Abrindo o Realismo, sim uma das matérias de Literatura, Eça abandona todo o lado do Romantismo para nos mostrar o óbvio, o claro, não deixar brechas para idealizações e criticar toda a realidade. Ficou curioso? Vem comigo, mas venha preparado.
O Crime do Padre Amaro - Eça de Queirós
Sinopse: O autor adota um ponto de vista desapaixonado para narrar a história da infeliz Amélia, seduzida pelo inescrupuloso Amaro, que entra para o convento graças à imposição de uma nobre beata.

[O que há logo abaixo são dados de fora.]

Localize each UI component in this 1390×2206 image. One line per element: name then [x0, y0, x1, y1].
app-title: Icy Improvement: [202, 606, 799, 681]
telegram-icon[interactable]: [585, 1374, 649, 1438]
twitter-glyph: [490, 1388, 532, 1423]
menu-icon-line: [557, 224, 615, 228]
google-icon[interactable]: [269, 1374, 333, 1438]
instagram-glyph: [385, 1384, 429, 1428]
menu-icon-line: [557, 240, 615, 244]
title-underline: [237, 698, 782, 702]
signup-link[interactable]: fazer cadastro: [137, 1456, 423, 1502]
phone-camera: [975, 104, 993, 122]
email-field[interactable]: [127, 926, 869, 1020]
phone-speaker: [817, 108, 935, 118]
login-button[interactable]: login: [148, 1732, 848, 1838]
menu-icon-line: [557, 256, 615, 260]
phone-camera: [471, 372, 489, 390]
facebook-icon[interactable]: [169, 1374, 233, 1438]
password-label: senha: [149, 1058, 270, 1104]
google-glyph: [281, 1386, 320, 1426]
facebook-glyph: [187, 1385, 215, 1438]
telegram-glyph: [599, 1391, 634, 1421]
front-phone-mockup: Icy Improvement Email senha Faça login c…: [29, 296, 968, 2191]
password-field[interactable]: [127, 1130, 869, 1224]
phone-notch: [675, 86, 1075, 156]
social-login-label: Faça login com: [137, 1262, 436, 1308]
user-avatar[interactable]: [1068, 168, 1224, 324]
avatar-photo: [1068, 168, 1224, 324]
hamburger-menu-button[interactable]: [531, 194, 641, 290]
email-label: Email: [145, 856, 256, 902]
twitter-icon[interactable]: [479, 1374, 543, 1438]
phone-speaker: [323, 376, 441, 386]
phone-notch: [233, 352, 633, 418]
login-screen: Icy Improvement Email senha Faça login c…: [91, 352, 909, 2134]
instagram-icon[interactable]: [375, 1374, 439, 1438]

Sem vocação alguma, o padre aceita o seu destino passivamente, mostrando absoluto desinteresse pela profissão que abraça sem entusiasmo, e termina pecando contra a castidade, traindo os votos proferidos na sua ordenação. Amélia, educada em um ambiente fervorosamente católico, acostuma-se a viver em um meio hipócrita. Sua atração pelo padre, pura paixão carnal que a desorienta e destrói, nasce da falta de referências morais e do desconhecimento completo do que seja o amor. Os burgueses, os aristocratas, os políticos, os sacerdotes são os vários componentes de um sistema social decadente e perverso. Os seres humanos não são indivíduos propriamente, mas temperamentos dominados pelo instinto e pelo meio social, que lhes determinam o modo de agir.